One last detour on my journey through past Proust posts, to a novel whose title reveals its relevance.
Madame Proust and the Kosher Kitchen (2003), Kate Taylor, 457 pp.
This novel, set in three time periods, is about women and how they cope with frustrated love, parenting, artistic creation, and, most importantly, anti-semitism — echoing Proust’s themes, but from the viewpoint of, say, Gilberte or Marcel’s mother.
Marie Prevost, the main character, is a Canadian translator reading through Madame Proust’s journals and suffering from unrequited love — the object of her desire is Max, son of Sarah, daughter of parents killed at Auschwitz (and also distantly related to Mme Proust). Through Marie, we learn about Mme Proust, who worries about the bohemian life of her odd son, Marcel, at a time when all of France is arguing the case of Dreyfus. It is also through Marie that we learn about Sarah, sent from Paris to foster parents in Canada, saving her from the death camps but causing an anomie no one seems able to break through.

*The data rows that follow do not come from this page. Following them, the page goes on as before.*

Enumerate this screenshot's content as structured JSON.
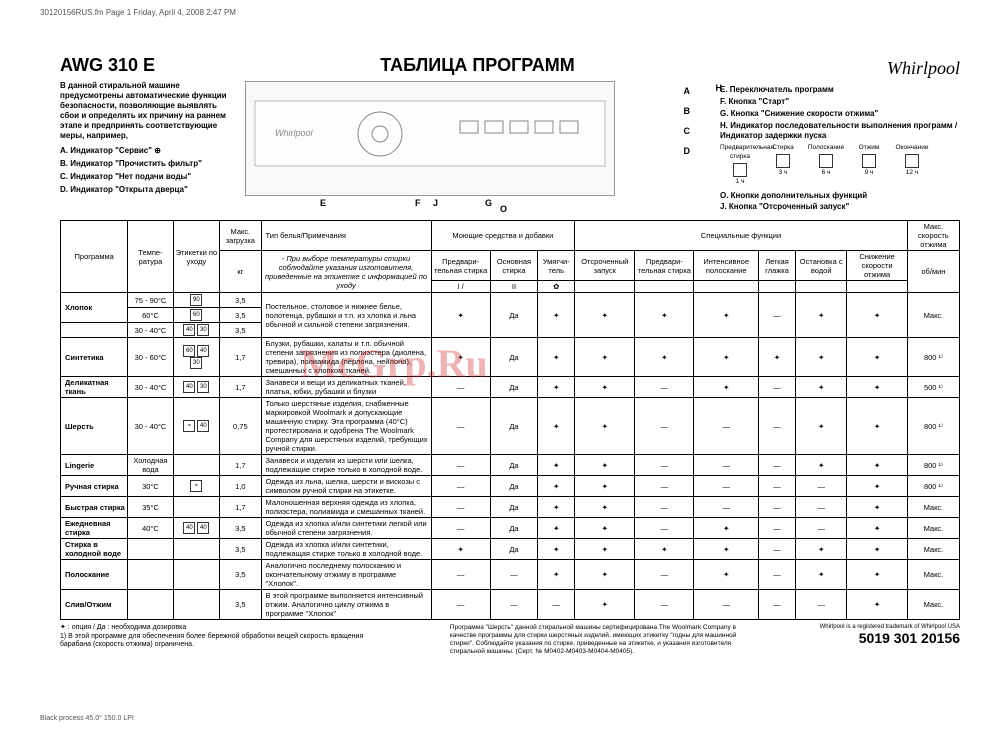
{
  "meta": {
    "header": "30120156RUS.fm  Page 1  Friday, April 4, 2008  2:47 PM",
    "print_footer": "Black process 45.0° 150.0 LPI"
  },
  "title": {
    "model": "AWG 310 E",
    "main": "ТАБЛИЦА ПРОГРАММ",
    "logo": "Whirlpool"
  },
  "intro": {
    "text": "В данной стиральной машине предусмотрены автоматические функции безопасности, позволяющие выявлять сбои и определять их причину на раннем этапе и предпринять соответствующие меры, например,",
    "A": "A.  Индикатор \"Сервис\" ⊕",
    "B": "B.  Индикатор \"Прочистить фильтр\"",
    "C": "C.  Индикатор \"Нет подачи воды\"",
    "D": "D.  Индикатор \"Открыта дверца\""
  },
  "legend": {
    "E": "E.  Переключатель программ",
    "F": "F.  Кнопка \"Старт\"",
    "G": "G.  Кнопка \"Снижение скорости отжима\"",
    "H": "H.  Индикатор последовательности выполнения программ / Индикатор задержки пуска",
    "phase1": "Предварительная стирка",
    "phase2": "Стирка",
    "phase3": "Полоскание",
    "phase4": "Отжим",
    "phase5": "Окончание",
    "delay1": "1 ч",
    "delay2": "3 ч",
    "delay3": "6 ч",
    "delay4": "9 ч",
    "delay5": "12 ч",
    "O": "O.  Кнопки дополнительных функций",
    "J": "J.  Кнопка \"Отсроченный запуск\"",
    "lblE": "E",
    "lblF": "F",
    "lblJ": "J",
    "lblG": "G",
    "lblO": "O",
    "lblH": "H",
    "lblA": "A",
    "lblB": "B",
    "lblC": "C",
    "lblD": "D"
  },
  "table": {
    "headers": {
      "prog": "Программа",
      "temp": "Темпе-ратура",
      "care": "Этикетки по уходу",
      "load": "Макс. загрузка",
      "load_unit": "кг",
      "desc_head": "Тип белья/Примечания",
      "desc_note": "- При выборе температуры стирки соблюдайте указания изготовителя, приведенные на этикетке с информацией по уходу",
      "deterg": "Моющие средства и добавки",
      "prewash": "Предвари-тельная стирка",
      "mainwash": "Основная стирка",
      "softener": "Умягчи-тель",
      "special": "Специальные функции",
      "delay": "Отсроченный запуск",
      "prewash2": "Предвари-тельная стирка",
      "intensive": "Интенсивное полоскание",
      "easyiron": "Легкая глажка",
      "rinsehold": "Остановка с водой",
      "spinred": "Снижение скорости отжима",
      "maxspin": "Макс. скорость отжима",
      "maxspin_unit": "об/мин"
    },
    "icons": {
      "i1": "I /",
      "i2": "II",
      "i3": "✿"
    },
    "rows": [
      {
        "prog": "Хлопок",
        "temp": "75 - 90°C",
        "care": "90",
        "load": "3,5",
        "desc": "",
        "pre": "",
        "main": "",
        "soft": "",
        "delay": "",
        "f1": "",
        "f2": "",
        "f3": "",
        "f4": "",
        "f5": "",
        "spin": "",
        "rowspan_desc": true
      },
      {
        "prog": "Хлопок",
        "temp": "60°C",
        "care": "60",
        "load": "3,5",
        "desc": "Постельное, столовое и нижнее белье, полотенца, рубашки и т.п. из хлопка и льна обычной и сильной степени загрязнения.",
        "pre": "✦",
        "main": "Да",
        "soft": "✦",
        "delay": "✦",
        "f1": "✦",
        "f2": "✦",
        "f3": "—",
        "f4": "✦",
        "f5": "✦",
        "spin": "Макс."
      },
      {
        "prog": "",
        "temp": "30 - 40°C",
        "care": "40 30",
        "load": "3,5",
        "desc": "",
        "pre": "",
        "main": "",
        "soft": "",
        "delay": "",
        "f1": "",
        "f2": "",
        "f3": "",
        "f4": "",
        "f5": "",
        "spin": ""
      },
      {
        "prog": "Синтетика",
        "temp": "30 - 60°C",
        "care": "60 40 30",
        "load": "1,7",
        "desc": "Блузки, рубашки, халаты и т.п. обычной степени загрязнения из полиэстера (диолена, тревира), полиамида (перлона, нейлона), смешанных с хлопком тканей.",
        "pre": "✦",
        "main": "Да",
        "soft": "✦",
        "delay": "✦",
        "f1": "✦",
        "f2": "✦",
        "f3": "✦",
        "f4": "✦",
        "f5": "✦",
        "spin": "800 ¹⁾"
      },
      {
        "prog": "Деликатная ткань",
        "temp": "30 - 40°C",
        "care": "40 30",
        "load": "1,7",
        "desc": "Занавеси и вещи из деликатных тканей, платья, юбки, рубашки и блузки",
        "pre": "—",
        "main": "Да",
        "soft": "✦",
        "delay": "✦",
        "f1": "—",
        "f2": "✦",
        "f3": "—",
        "f4": "✦",
        "f5": "✦",
        "spin": "500 ¹⁾"
      },
      {
        "prog": "Шерсть",
        "temp": "30 - 40°C",
        "care": "⚬ 40",
        "load": "0,75",
        "desc": "Только шерстяные изделия, снабженные маркировкой Woolmark и допускающие машинную стирку. Эта программа (40°C) протестирована и одобрена The Woolmark Company для шерстяных изделий, требующих ручной стирки.",
        "pre": "—",
        "main": "Да",
        "soft": "✦",
        "delay": "✦",
        "f1": "—",
        "f2": "—",
        "f3": "—",
        "f4": "✦",
        "f5": "✦",
        "spin": "800 ¹⁾"
      },
      {
        "prog": "Lingerie",
        "temp": "Холодная вода",
        "care": "",
        "load": "1,7",
        "desc": "Занавеси и изделия из шерсти или шелка, подлежащие стирке только в холодной воде.",
        "pre": "—",
        "main": "Да",
        "soft": "✦",
        "delay": "✦",
        "f1": "—",
        "f2": "—",
        "f3": "—",
        "f4": "✦",
        "f5": "✦",
        "spin": "800 ¹⁾"
      },
      {
        "prog": "Ручная стирка",
        "temp": "30°C",
        "care": "⚬",
        "load": "1,0",
        "desc": "Одежда из льна, шелка, шерсти и вискозы с символом ручной стирки на этикетке.",
        "pre": "—",
        "main": "Да",
        "soft": "✦",
        "delay": "✦",
        "f1": "—",
        "f2": "—",
        "f3": "—",
        "f4": "—",
        "f5": "✦",
        "spin": "800 ¹⁾"
      },
      {
        "prog": "Быстрая стирка",
        "temp": "35°C",
        "care": "",
        "load": "1,7",
        "desc": "Малоношенная верхняя одежда из хлопка, полиэстера, полиамида и смешанных тканей.",
        "pre": "—",
        "main": "Да",
        "soft": "✦",
        "delay": "✦",
        "f1": "—",
        "f2": "—",
        "f3": "—",
        "f4": "—",
        "f5": "✦",
        "spin": "Макс."
      },
      {
        "prog": "Ежедневная стирка",
        "temp": "40°C",
        "care": "40 40",
        "load": "3,5",
        "desc": "Одежда из хлопка и/или синтетики легкой или обычной степени загрязнения.",
        "pre": "—",
        "main": "Да",
        "soft": "✦",
        "delay": "✦",
        "f1": "—",
        "f2": "✦",
        "f3": "—",
        "f4": "—",
        "f5": "✦",
        "spin": "Макс."
      },
      {
        "prog": "Стирка в холодной воде",
        "temp": "",
        "care": "",
        "load": "3,5",
        "desc": "Одежда из хлопка и/или синтетики, подлежащая стирке только в холодной воде.",
        "pre": "✦",
        "main": "Да",
        "soft": "✦",
        "delay": "✦",
        "f1": "✦",
        "f2": "✦",
        "f3": "—",
        "f4": "✦",
        "f5": "✦",
        "spin": "Макс."
      },
      {
        "prog": "Полоскание",
        "temp": "",
        "care": "",
        "load": "3,5",
        "desc": "Аналогично последнему полосканию и окончательному отжиму в программе \"Хлопок\".",
        "pre": "—",
        "main": "—",
        "soft": "✦",
        "delay": "✦",
        "f1": "—",
        "f2": "✦",
        "f3": "—",
        "f4": "✦",
        "f5": "✦",
        "spin": "Макс."
      },
      {
        "prog": "Слив/Отжим",
        "temp": "",
        "care": "",
        "load": "3,5",
        "desc": "В этой программе выполняется интенсивный отжим. Аналогично циклу отжима в программе \"Хлопок\"",
        "pre": "—",
        "main": "—",
        "soft": "—",
        "delay": "✦",
        "f1": "—",
        "f2": "—",
        "f3": "—",
        "f4": "—",
        "f5": "✦",
        "spin": "Макс."
      }
    ]
  },
  "footnotes": {
    "left1": "✦ : опция / Да : необходима дозировка",
    "left2": "1) В этой программе для обеспечения более бережной обработки вещей скорость вращения барабана (скорость отжима) ограничена.",
    "center": "Программа \"Шерсть\" данной стиральной машины сертифицирована The Woolmark Company в качестве программы для стирки шерстяных изделий, имеющих этикетку \"годны для машинной стирки\". Соблюдайте указания по стирке, приведенные на этикетке, и указания изготовителя стиральной машины. (Серт. № M0402-M0403-M0404-M0405).",
    "trademark": "Whirlpool is a registered trademark of Whirlpool USA",
    "partnum": "5019 301 20156"
  },
  "watermark": "McGrp.Ru"
}
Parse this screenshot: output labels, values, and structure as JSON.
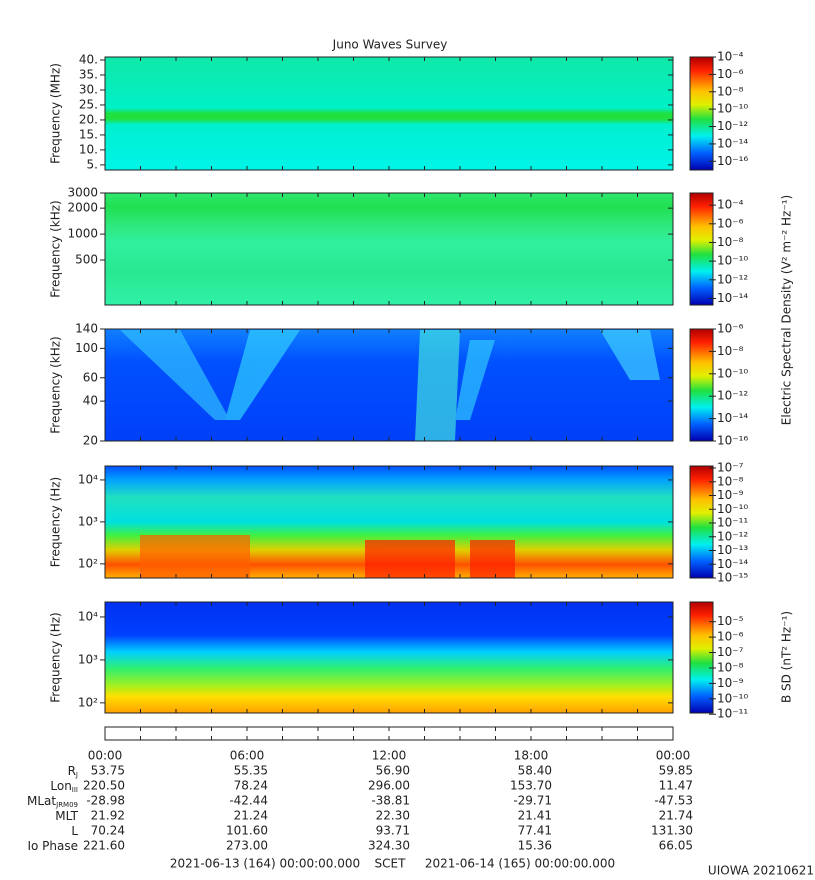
{
  "chart_data": [
    {
      "type": "spectrogram",
      "title": "Juno Waves Survey",
      "ylabel": "Frequency (MHz)",
      "yscale": "linear",
      "ylim": [
        3.3,
        41
      ],
      "yticks": [
        {
          "value": 5,
          "label": "5."
        },
        {
          "value": 10,
          "label": "10."
        },
        {
          "value": 15,
          "label": "15."
        },
        {
          "value": 20,
          "label": "20."
        },
        {
          "value": 25,
          "label": "25."
        },
        {
          "value": 30,
          "label": "30."
        },
        {
          "value": 35,
          "label": "35."
        },
        {
          "value": 40,
          "label": "40."
        }
      ],
      "clim": [
        1e-17,
        0.0001
      ],
      "cticks": [
        {
          "value": 0.0001,
          "label": "10⁻⁴"
        },
        {
          "value": 1e-06,
          "label": "10⁻⁶"
        },
        {
          "value": 1e-08,
          "label": "10⁻⁸"
        },
        {
          "value": 1e-10,
          "label": "10⁻¹⁰"
        },
        {
          "value": 1e-12,
          "label": "10⁻¹²"
        },
        {
          "value": 1e-14,
          "label": "10⁻¹⁴"
        },
        {
          "value": 1e-16,
          "label": "10⁻¹⁶"
        }
      ]
    },
    {
      "type": "spectrogram",
      "ylabel": "Frequency (kHz)",
      "yscale": "log",
      "ylim": [
        150,
        3000
      ],
      "yticks": [
        500,
        1000,
        2000,
        3000
      ],
      "clim": [
        2e-15,
        0.002
      ],
      "cticks": [
        {
          "value": 0.0001,
          "label": "10⁻⁴"
        },
        {
          "value": 1e-06,
          "label": "10⁻⁶"
        },
        {
          "value": 1e-08,
          "label": "10⁻⁸"
        },
        {
          "value": 1e-10,
          "label": "10⁻¹⁰"
        },
        {
          "value": 1e-12,
          "label": "10⁻¹²"
        },
        {
          "value": 1e-14,
          "label": "10⁻¹⁴"
        }
      ],
      "colorbar_label": "Electric Spectral Density (V² m⁻² Hz⁻¹)"
    },
    {
      "type": "spectrogram",
      "ylabel": "Frequency (kHz)",
      "yscale": "log",
      "ylim": [
        20,
        140
      ],
      "yticks": [
        20,
        40,
        60,
        100,
        140
      ],
      "clim": [
        1e-16,
        1e-06
      ],
      "cticks": [
        {
          "value": 1e-06,
          "label": "10⁻⁶"
        },
        {
          "value": 1e-08,
          "label": "10⁻⁸"
        },
        {
          "value": 1e-10,
          "label": "10⁻¹⁰"
        },
        {
          "value": 1e-12,
          "label": "10⁻¹²"
        },
        {
          "value": 1e-14,
          "label": "10⁻¹⁴"
        },
        {
          "value": 1e-16,
          "label": "10⁻¹⁶"
        }
      ]
    },
    {
      "type": "spectrogram",
      "ylabel": "Frequency (Hz)",
      "yscale": "log",
      "ylim": [
        46,
        21500
      ],
      "yticks": [
        {
          "value": 100,
          "label": "10²"
        },
        {
          "value": 1000,
          "label": "10³"
        },
        {
          "value": 10000,
          "label": "10⁴"
        }
      ],
      "clim": [
        1e-15,
        1.4e-07
      ],
      "cticks": [
        {
          "value": 1e-07,
          "label": "10⁻⁷"
        },
        {
          "value": 1e-08,
          "label": "10⁻⁸"
        },
        {
          "value": 1e-09,
          "label": "10⁻⁹"
        },
        {
          "value": 1e-10,
          "label": "10⁻¹⁰"
        },
        {
          "value": 1e-11,
          "label": "10⁻¹¹"
        },
        {
          "value": 1e-12,
          "label": "10⁻¹²"
        },
        {
          "value": 1e-13,
          "label": "10⁻¹³"
        },
        {
          "value": 1e-14,
          "label": "10⁻¹⁴"
        },
        {
          "value": 1e-15,
          "label": "10⁻¹⁵"
        }
      ]
    },
    {
      "type": "spectrogram",
      "ylabel": "Frequency (Hz)",
      "yscale": "log",
      "ylim": [
        58,
        22300
      ],
      "yticks": [
        {
          "value": 100,
          "label": "10²"
        },
        {
          "value": 1000,
          "label": "10³"
        },
        {
          "value": 10000,
          "label": "10⁴"
        }
      ],
      "clim": [
        1.2e-11,
        0.00019
      ],
      "cticks": [
        {
          "value": 1e-05,
          "label": "10⁻⁵"
        },
        {
          "value": 1e-06,
          "label": "10⁻⁶"
        },
        {
          "value": 1e-07,
          "label": "10⁻⁷"
        },
        {
          "value": 1e-08,
          "label": "10⁻⁸"
        },
        {
          "value": 1e-09,
          "label": "10⁻⁹"
        },
        {
          "value": 1e-10,
          "label": "10⁻¹⁰"
        },
        {
          "value": 1e-11,
          "label": "10⁻¹¹"
        }
      ],
      "colorbar_label": "B SD (nT² Hz⁻¹)"
    }
  ],
  "ephemeris": {
    "times": [
      "00:00",
      "06:00",
      "12:00",
      "18:00",
      "00:00"
    ],
    "rows": [
      {
        "label": "R",
        "sub": "J",
        "values": [
          "53.75",
          "55.35",
          "56.90",
          "58.40",
          "59.85"
        ]
      },
      {
        "label": "Lon",
        "sub": "III",
        "values": [
          "220.50",
          "78.24",
          "296.00",
          "153.70",
          "11.47"
        ]
      },
      {
        "label": "MLat",
        "sub": "JRM09",
        "values": [
          "-28.98",
          "-42.44",
          "-38.81",
          "-29.71",
          "-47.53"
        ]
      },
      {
        "label": "MLT",
        "values": [
          "21.92",
          "21.24",
          "22.30",
          "21.41",
          "21.74"
        ]
      },
      {
        "label": "L",
        "values": [
          "70.24",
          "101.60",
          "93.71",
          "77.41",
          "131.30"
        ]
      },
      {
        "label": "Io Phase",
        "values": [
          "221.60",
          "273.00",
          "324.30",
          "15.36",
          "66.05"
        ]
      }
    ]
  },
  "footer": {
    "start": "2021-06-13 (164) 00:00:00.000",
    "center": "SCET",
    "end": "2021-06-14 (165) 00:00:00.000",
    "credit": "UIOWA 20210621"
  }
}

The parallels in the three stories are ingenious (causing comparison to Michael Cunningham’s The Hours), some you might guess right away and others only as they carefully unfold in the plot.
Taylor jolts us back and forth between three time periods. We see late 19th- and early 20th century Paris through Mme Proust’s journals (Taylor’s own creation, and so well done I can’t believe they don’t sit somewhere in a French archive). Anyone at all familiar with Marcel’s great work will note the clues to its genesis. For instance, at one point, as the 19th century is drawing to a close, Mme Proust writes in her journal:
Marcel was pointing out that when you are a child waiting for father to come home and lunch to be served, time seems to drag on forever, but when you are an adult, and want to write a letter, and see a friend, and buy new gloves all in the same afternoon, it rushes by, and there is never enough of it. “How does the year or the century make any difference to how we perceive the time to pass?”
In the Jewish neighborhoods of mid-20th-century Toronto, reeling from WWII and the horrors of the concentration camps, we find Sarah, unable to connect to anyone, for decades suffering the shock of the separation from her parents. The modern setting gives us Marie’s life in Toronto and her journey to Paris, where she has to confront her own disappointments.
It’s as though Taylor is allowing us to put together a jigsaw puzzle, handing us just a few pieces at a time. At first, none of the pieces fit, but eventually patterns emerge, and at the end we have a detailed picture of lives that feed into each other. Some might argue that the links are too neat, too coincidental — but this is the author’s prerogative. Life often is coincidental, dependent on the daily accidents of crossed paths and shared desires.
This novel is a beautiful homage to Proust’s epic, to love and memory, to desire and loss. It begins and ends at Père Lachaise Cemetery in Paris, a must-see for any fan of literature visiting Paris. (In The Innocents Abroad, Mark Twain calls it “the honored resting-place of some of [France’s] greatest and best children.”) You’ll want to go there after reading this book. If you do, take a few pebbles to place on the graves you visit.